As today’s daily MCT market commentary mentioned, the 10-year yield opened 2022 at 1.628% and essentially made an upward beeline to its peak in mid-October of 4.226%. The average 30-year fixed rate mortgage climbed from 3.125% to 7.125% in late October and now hovers near 6.375%. This week’s Primary Mortgage Market Survey from Freddie Mac saw the 30-year mortgage rate rising for the first time since the week ending November 10.
Yield Curve Behavior
The front and back ends of the yield curve experienced imbalanced behavior all year long, influencing adjustable rate versus 30-year fixed rate mortgage pricing. The yield curve steepening helps ARM rates compared to 30-year fixed rates, and vice versa. The front end faced more selling pressure than the back end of the curve, leaving the 2s10s spread inverted by more than 50 BPS to close the trading year.
Inflation rose from a 7% annualized rate at the start of the year to a high of 9.1% in June. The Fed responded with four 75 BPS rate hikes followed by 50 BPS at its December meeting. The resulting volatility and uncertainty surrounding the Fed’s path and its ultimate impact on the economy drove the narrative over the course of the year. Investors continue(d) to search for clues and context amidst few economic releases this week.
Inflation rose from a 7% annualized rate at the start of the year to a high of 9.1% in June. The Fed responded with four 75 BPS rate hikes followed by 50 BPS at its December meeting.
As the year draws to a close, economic data remains mixed with some areas humming along and others clearly struggling. One of those struggling is housing. Home prices rose more than 20% year-over-year in some areas, but U.S. homebuilder sentiment fell every month in 2022, sinking in December to a level not seen in over a decade outside of the pandemic (building costs are higher due to inflation, but home prices have started to fall). Permits for new residential construction fell 11.2 percent in November, indicating that housing starts will be lower for some time. Permits are off 29 percent from their peak last December. Existing home sales were down 7.7 percent in November, have fallen 37 percent since the beginning of the year, and are at their slowest pace since May 2020. New home sales are down 23 percent since January.

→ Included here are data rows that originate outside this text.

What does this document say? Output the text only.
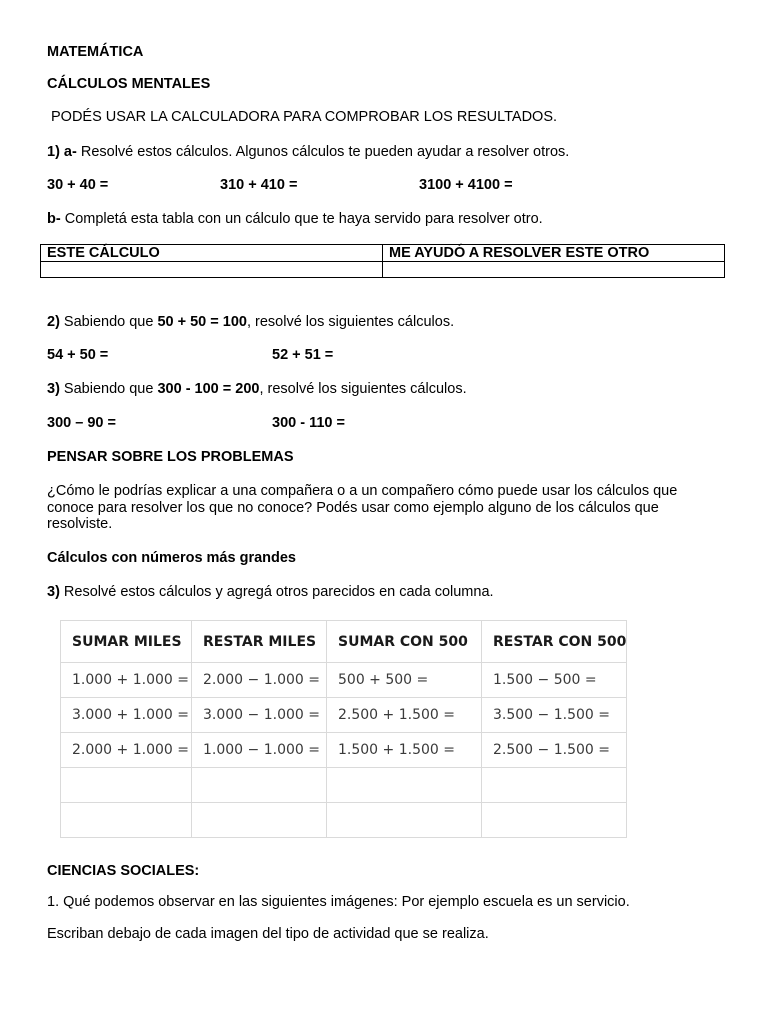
MATEMÁTICA
CÁLCULOS MENTALES
PODÉS USAR LA CALCULADORA PARA COMPROBAR LOS RESULTADOS.
1) a- Resolvé estos cálculos. Algunos cálculos te pueden ayudar a resolver otros.
30 + 40 =	310 + 410 =	3100 + 4100 =
b- Completá esta tabla con un cálculo que te haya servido para resolver otro.
ESTE CÁLCULO	ME AYUDÓ A RESOLVER ESTE OTRO

2) Sabiendo que 50 + 50 = 100, resolvé los siguientes cálculos.
54 + 50 =	52 + 51 =
3) Sabiendo que 300 - 100 = 200, resolvé los siguientes cálculos.
300 – 90 =	300 - 110 =
PENSAR SOBRE LOS PROBLEMAS
¿Cómo le podrías explicar a una compañera o a un compañero cómo puede usar los cálculos que
conoce para resolver los que no conoce? Podés usar como ejemplo alguno de los cálculos que
resolviste.
Cálculos con números más grandes
3) Resolvé estos cálculos y agregá otros parecidos en cada columna.
SUMAR MILES	RESTAR MILES	SUMAR CON 500	RESTAR CON 500
1.000 + 1.000 =	2.000 − 1.000 =	500 + 500 =	1.500 − 500 =
3.000 + 1.000 =	3.000 − 1.000 =	2.500 + 1.500 =	3.500 − 1.500 =
2.000 + 1.000 =	1.000 − 1.000 =	1.500 + 1.500 =	2.500 − 1.500 =

CIENCIAS SOCIALES:
1. Qué podemos observar en las siguientes imágenes: Por ejemplo escuela es un servicio.
Escriban debajo de cada imagen del tipo de actividad que se realiza.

Housing and Labor Market Interplay
Elevated mortgage rates and high construction costs have hurt affordability, especially for first time homebuyers. Sellers have started responding to buyers hesitating not only at the prices being asked, but their reduced ability to repay monthly payments, through reducing prices. Both new and existing home sale median prices dropped from their recent record highs: home prices are now rising at the slowest pace since April 2021, and signs point to prices in the housing market having peaked in June 2022. Don’t forget, high mortgage rates have made homeowners who would like to move side towards hunkering down with their 3.5% mortgage and waiting it out, hurting housing supply.
One area humming along, for now, is the labor market, which continues to prove resilient despite other measures of weakness. Workers are still too hard to find, bad news when it comes to wage inflation. In fact, the strong labor market has provided much of the rationale for the Fed’s 75 BPS rate increases, the thinking being that the economy can handle severe monetary tightening. Initial and continuing jobless claims remain historically low, though the tight domestic labor market is showing some signs of loosening based on the time it is taking for displaced employees to find new positions.
The Federal Reserve has made clear its commitment to driving a stake through inflation, even if it means a possible recession. Even with the recent moderation in rate hikes, Chair Powell noted in his most latest press conference that, “We are not at a sufficiently restrictive policy stance yet,” and the “strong view on the FOMC is we need to hold rates at peak until we are really confident inflation is coming down in a sustained way.” The central bank’s fight looks far from over and the Fed has signaled it won’t be deterred in its fight against inflation. I don’t know if it’s much solace, but things can’t get much worse in 2023. Hopefully you enjoy your last days of 2022 and we will see you in the new year!